In 1917, under French rule the Native Baptist Church was again opposed to the authority of the Paris Evangelical Missionary Society (Société des Missions Evangéliques de Paris).

In 1921, Pastor Adolph Lotin Same became president of the Native Baptist Church. Because of his speech on the autonomy of the leadership of Baptist churches vis-à-vis the European missionaries of the Society of Evangelical Missions of Paris, the missionaries excluded him from the function of pastor in 1922. The French authorities also decided to close the Native Baptist Churches that same year. Lotin must thus preach in secret. In 1929, Lotin founded a pressure group aimed at authorizing NBC. In 1932, the Church was authorized again. Suspected of campaigning for the return of the Germans by the French authorities, he was imprisoned in 1940 and released in 1941. Generally considered to be the first nationalist leader of the French colonial era, this music composer wrote more than 400 hymns.
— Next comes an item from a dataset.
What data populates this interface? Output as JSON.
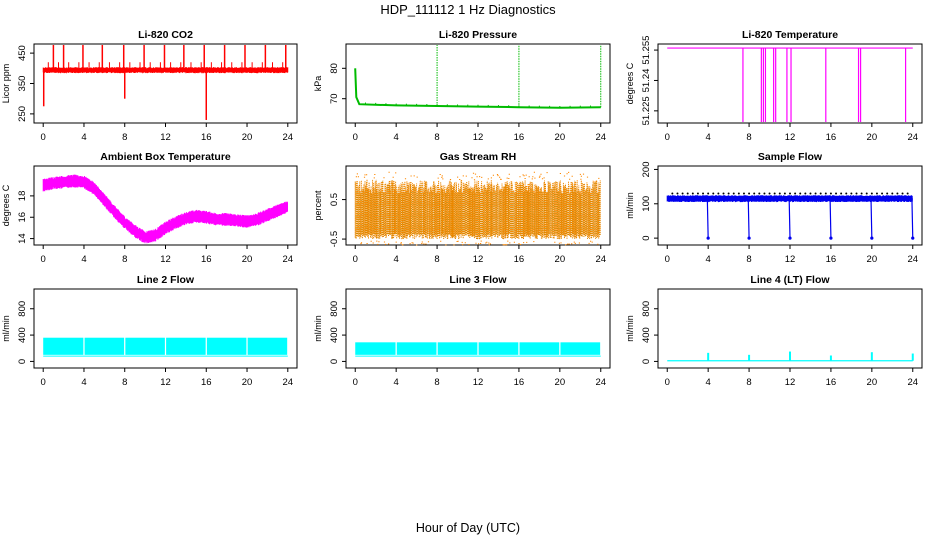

In 1949, it became autonomous of the Paris Evangelical Missionary Society.

In 1969, the Church formed the NBC/EBC association with the Église Baptiste Camerounaise (EBC), a French-speaking union. In 1972, the French-speaking partners legally registered the association under the name Église Baptiste Camerounaise, instead of NBC/EBC. In January 2009, the English speakers of the Native Baptist Church ended the alliance with the Église Baptiste Camerounaise due to the absence of projects in the English-speaking part as well as the non-use of English in the affairs of the union.

According to a census published by the association in 2023, it claimed 135 churches and 16,000 members.